Joca saiu correndo em disparada, gritando:
−Eu tenho direito a mais um pedido. Gênio!
Juca, confuso, olhou-se e ao mesmo tempo em volta de si mesmo. Deu vários giros em torno do local onde Joca se posicionara, exclamando indignado:
−Oh, o espelho sumiu!
Saiu cantarolando a mesma cantiga e se sentindo mais em paz consigo mesmo. Aquele desabafo lhe fizera muito bem. Joca, por outro lado,  procurou o gênio por muitos anos a fio. Já velho e sem esperanças, olhando-se refletido num espelho empoeirado num dos cantos do porão, admitiu para si mesmo:
−Maldita hora que você quis se vingar daquele gato!
O espelho refletindo continuou:
−Ou de si mesmo?
−É nisto que dá odiar a quem a ilusão nos faz pensar ser melhor do que a gente mesmo.
O espelho refletindo pautou:
−Ou deixar de amar a si mesmo...
−Admito que me faltou amor. Concordou Joca com uma expressão desolada e cansada.
−Sem amor, faltou-lhe a capacidade de enxergar a beleza em si mesmo. Esclareceu o espelho.

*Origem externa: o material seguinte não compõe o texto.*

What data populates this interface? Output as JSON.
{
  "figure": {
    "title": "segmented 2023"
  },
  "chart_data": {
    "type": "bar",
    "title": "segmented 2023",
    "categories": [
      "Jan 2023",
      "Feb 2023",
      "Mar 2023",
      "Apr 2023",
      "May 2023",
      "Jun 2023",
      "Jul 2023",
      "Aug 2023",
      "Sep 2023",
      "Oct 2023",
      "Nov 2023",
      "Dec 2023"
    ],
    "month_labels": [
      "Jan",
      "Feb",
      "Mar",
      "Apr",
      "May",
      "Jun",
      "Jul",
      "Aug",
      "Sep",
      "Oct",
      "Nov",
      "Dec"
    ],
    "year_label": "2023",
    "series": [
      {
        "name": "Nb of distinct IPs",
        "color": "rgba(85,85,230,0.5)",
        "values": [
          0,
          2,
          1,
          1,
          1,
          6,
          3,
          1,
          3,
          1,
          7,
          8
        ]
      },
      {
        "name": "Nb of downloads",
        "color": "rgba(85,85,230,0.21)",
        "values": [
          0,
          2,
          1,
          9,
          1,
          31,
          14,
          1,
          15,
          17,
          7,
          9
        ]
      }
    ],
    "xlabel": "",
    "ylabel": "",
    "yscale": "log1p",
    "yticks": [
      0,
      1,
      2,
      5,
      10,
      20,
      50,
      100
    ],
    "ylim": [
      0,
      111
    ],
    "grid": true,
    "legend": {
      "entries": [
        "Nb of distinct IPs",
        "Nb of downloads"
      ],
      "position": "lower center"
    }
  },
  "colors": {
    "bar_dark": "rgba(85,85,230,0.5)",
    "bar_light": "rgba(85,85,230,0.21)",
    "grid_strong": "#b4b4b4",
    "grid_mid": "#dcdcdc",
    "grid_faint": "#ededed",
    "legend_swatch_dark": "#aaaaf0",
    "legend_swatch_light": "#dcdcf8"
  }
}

−Só depois que a gente se perde em coisas que nada tem haver com aquilo que a nossa alma anseia, é que o nosso verdadeiro valor aparece.
−Ou fica mais claro – Conjecturou o espelho.
−Que saudade de mim! Como fui tolo! Desabafou-se Joca com os olhos lacrimejando exalando arrependimento.
−Mataste a sua genialidade, mas pode ressuscitá-la. Sugeriu o espelho acendendo uma centelha de esperança em Joca.
−Como? Perguntou Joca,  cheio de curiosidade.
−Desapegando-se daquilo que não lhe pertence.
−Deste corpo? Perguntou vacilante.
−Certamente! Respondeu o espelho com convicção e firmeza.
−Como posso me livrar deste corpo? Quando matei o gênio, matei a possibilidade de realizar o meu terceiro pedido.
−Qual seria o seu terceiro pedido? Perguntou o espelho.
−Livrar-me deste corpo, é claro!
−Será? Será que matar o gênio não foi uma forma de livrar-se para sempre do rato que você era e nunca valorizou? Questionou o espelho a pseudo justificativa que Joca possuía para manter-se naquele corpo.
−Você está enganado! Não curto nem um pouco esta condição de gato. Preferiria, mil vezes, voltar a ser um rato.
−Foi necessário se tornar um gato para tomar consciência que sê-lo não é também garantia de felicidade e poder. Com esta experiência, você pôde conhecer um lado dentro de si que você negava, mas desejava; seu lado gato. Agora, pode resgatar o lado que seu gato interno sempre rejeitou. O Joca ainda vive dentro de você! Advertiu o espelho.
−Mas, para isto eu preciso do gênio. Justificou mais uma vez.
−Engano seu! Você precisa apenas se desfazer deste presente que o gênio lhe deu. Não somos obrigados a aceitar ou manter conosco um presente que nos incomoda. O gênio apenas lhe presenteou com um desejo que você possuía dentro de ti. Você pode se desfazer deste presente no momento que desejar.
Joca se surpreendeu com as palavras do espelho. Consternado, ressaltou assustado:
−Como é que pude não me dar conta disto?
−Será que ainda teme a sua condição de rato? Se temer, ainda fugirás muito de si mesmo. Indagou, finalmente, o espelho.
Joca passou o resto de seus dias refletindo sobre esta questão sem, no entanto, se desfazer do presente que o gênio lhe dera. Quando indagado sobre esta situação, dizia:
−Estou pensando no assunto!
Pensar, infinitamente, no mesmo assunto foi a melhor maneira encontrada para não ter que agir, pois de oprimido a opressor se passa, facilmente, num passe de mágica; no entanto, de opressor a oprimido, só num passe de muita consciência e coragem para lutar e transcender-se.